Nach bisherigen Erkenntnissen hatten die Einbrecher gegen 3.30 Uhr die Doppelglastüren des Gebäudes an der Pablo-Neruda-Straße aufgerammt und waren anschließend mit dem BMW knapp 100 Meter durch das Center gefahren. Nachdem sie auch den Eingang zum Juweliergeschäft aufgedrückt hatten, entwendeten sie aus diversen Auslagen Schmuck und flüchteten zu Fuß.

Die Polizei beschlagnahmte den am Tatort zurückgelassenen Wagen. Er wird nun von Experten untersucht. Die Kriminalpolizei erhofft sich DNA-Spuren und auch Fingerabdrücke.

Vermutung, dass die Tat von langer Hand geplant war

Für den Geschäftsinhaber Sami G. stellt der Einbruch einen herben Verlust dar. "Gerade die Tage kurz vor Heiligabend sind die verkaufsstärksten. Glücklicherweise haben mir Kollegen bereits Hilfe und auch Ware angeboten, damit das Weihnachtsgeschäft nicht an mir vorüber geht."

Der 28 Jahre alte Industriekaufmann betreibt sein Unternehmen seit mehreren Jahren in dem Einkaufscenter und arbeitet mit verschiedenen Goldschmieden zusammen, von denen er Schmuck bezieht. "Es wurden ausschließlich Brillanten und Gold gestohlen, die Uhren haben die Täter liegen gelassen. Wahrscheinlich wissen sie, dass diese im Falle einer Beschlagnahmung weniger leicht zuzuordnen sind als nummerierte Uhren."

Sami G. vermutet, dass die Tat von langer Hand geplant worden ist. "Ich lebe von der Stammkundschaft aus der Umgebung, hierher kommen keine Touristen. In letzter Zeit hatte ich jedoch mehrfach verdächtige Personen im Geschäft, die auf Nachfrage lediglich sagten, dass sie sich nur umsehen würden."

Die Berliner Polizei sicherte Videoaufnahmen

Die Geschäftsräume sind videoüberwacht, nach Angaben von Sami G. wurden die Aufnahmen von der Polizei bereits am Tatort gesichert, sie sollen später ausgewertet werden.
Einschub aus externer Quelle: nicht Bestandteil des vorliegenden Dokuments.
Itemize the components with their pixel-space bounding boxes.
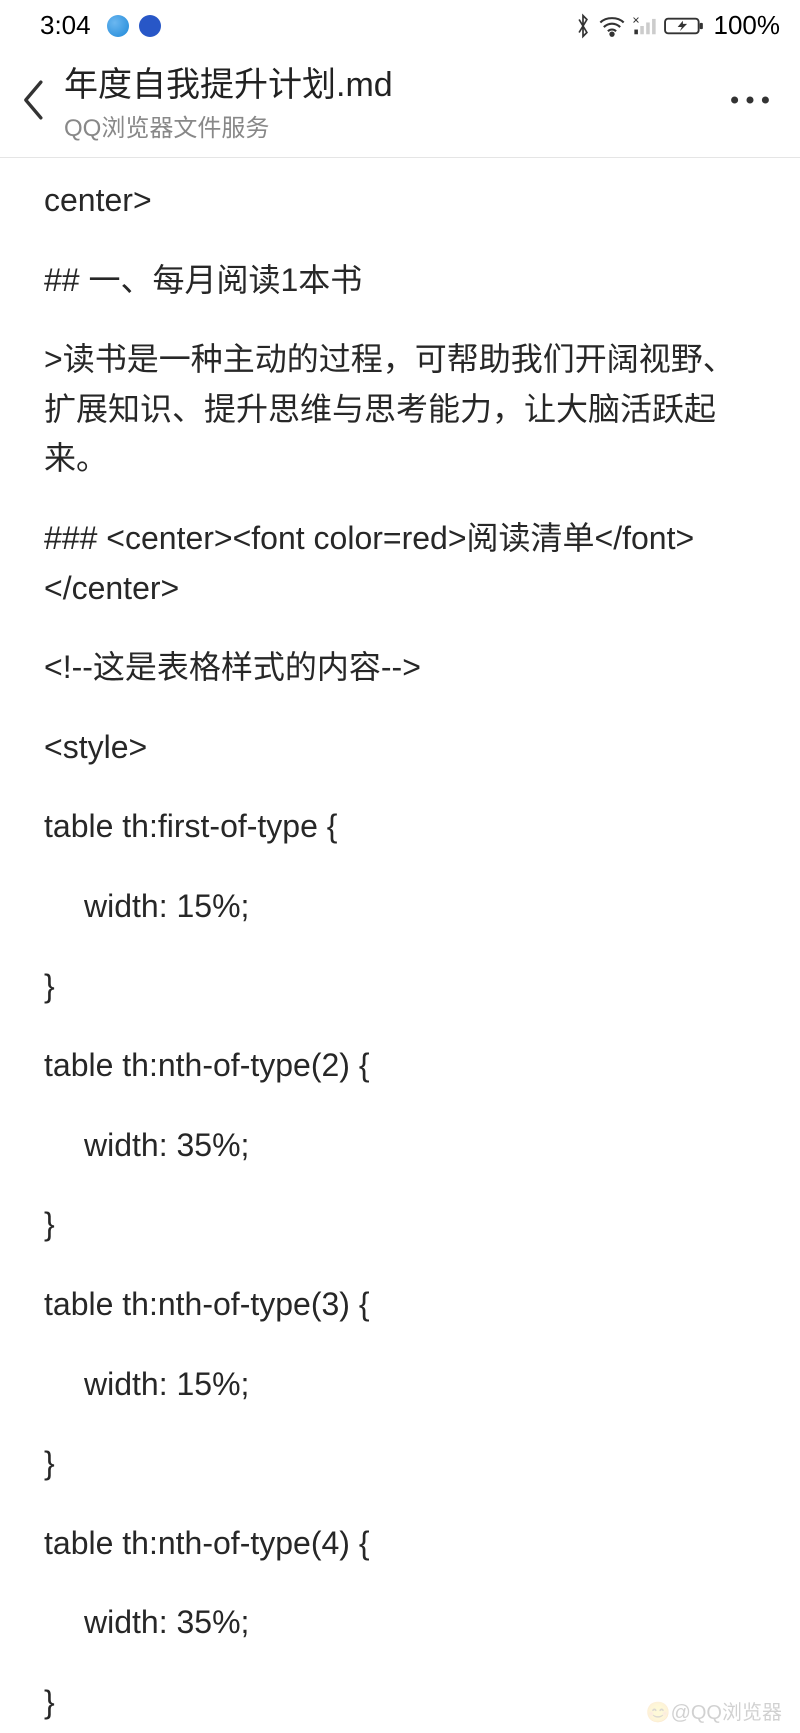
file-title: 年度自我提升计划.md bbox=[64, 57, 720, 106]
file-subtitle: QQ浏览器文件服务 bbox=[64, 108, 720, 143]
app-icon-1 bbox=[107, 15, 129, 37]
content-line: width: 35%; bbox=[44, 1598, 756, 1648]
content-line: table th:nth-of-type(4) { bbox=[44, 1519, 756, 1569]
status-right: ✕ 100% bbox=[574, 10, 781, 41]
content-line: center> bbox=[44, 176, 756, 226]
content-line: >读书是一种主动的过程，可帮助我们开阔视野、扩展知识、提升思维与思考能力，让大脑… bbox=[44, 335, 756, 484]
watermark: 😊@QQ浏览器 bbox=[646, 1696, 782, 1725]
content-line: <style> bbox=[44, 723, 756, 773]
status-left: 3:04 bbox=[40, 10, 161, 41]
document-content[interactable]: center> ## 一、每月阅读1本书 >读书是一种主动的过程，可帮助我们开阔… bbox=[0, 158, 800, 1727]
content-line: width: 35%; bbox=[44, 1121, 756, 1171]
content-line: table th:nth-of-type(3) { bbox=[44, 1280, 756, 1330]
header-bar: 年度自我提升计划.md QQ浏览器文件服务 bbox=[0, 49, 800, 158]
content-line: } bbox=[44, 1439, 756, 1489]
status-bar: 3:04 ✕ bbox=[0, 0, 800, 49]
content-line: <!--这是表格样式的内容--> bbox=[44, 643, 756, 693]
chevron-left-icon bbox=[19, 78, 49, 122]
content-line: width: 15%; bbox=[44, 1360, 756, 1410]
more-button[interactable] bbox=[720, 70, 780, 130]
content-line: width: 15%; bbox=[44, 882, 756, 932]
wifi-icon bbox=[598, 15, 626, 37]
content-line: ## 一、每月阅读1本书 bbox=[44, 256, 756, 306]
status-time: 3:04 bbox=[40, 10, 91, 41]
battery-percent: 100% bbox=[714, 10, 781, 41]
content-line: } bbox=[44, 962, 756, 1012]
title-block: 年度自我提升计划.md QQ浏览器文件服务 bbox=[58, 57, 720, 143]
battery-icon bbox=[664, 15, 706, 37]
content-line: } bbox=[44, 1200, 756, 1250]
content-line: table th:nth-of-type(2) { bbox=[44, 1041, 756, 1091]
bluetooth-icon bbox=[574, 13, 592, 39]
back-button[interactable] bbox=[10, 70, 58, 130]
signal-icon: ✕ bbox=[632, 15, 658, 37]
content-line: table th:first-of-type { bbox=[44, 802, 756, 852]
svg-text:✕: ✕ bbox=[632, 15, 640, 26]
app-icon-2 bbox=[139, 15, 161, 37]
content-line: ### <center><font color=red>阅读清单</font><… bbox=[44, 514, 756, 613]
more-icon bbox=[728, 94, 772, 106]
Zu sehen seien darauf mehrere Täter mit Kapuzenpullovern, Baseballmützen und Handschuhen. Aus den Bildern ergebe sich, dass der Einbruch gerade einmal eineinhalb Minuten gedauert hat. An diesem Mittwoch will Sami G. wieder öffnen. "Wir machen eine Inventur, damit wir die Schadenshöhe beziffern können."

Die Täter waren in der Nacht zu Dienstag möglicherweise bereits an anderer Stelle aktiv – die Polizei bestätigte der Berliner Morgenpost auf Anfrage, dass eine Stunde vor der Tat in Köpenick auf gleiche Weise versucht worden war, in ein Juweliergeschäft an der Bölschestraße in Friedrichshagen einzudringen. Allerdings vergeblich.

Eben dieses Geschäft war bereits am 12. November 2012 Ziel eines Einbruchversuchs mit einem Gullydeckel, bei dem ebenfalls keine Beute gemacht worden war. Einem Ermittler zufolge könne nicht ausgeschlossen werden, dass alle drei Taten von der gleichen Gruppe verübt wurden. Hinweise dazu nimmt jede Polizeidienstelle entgegen.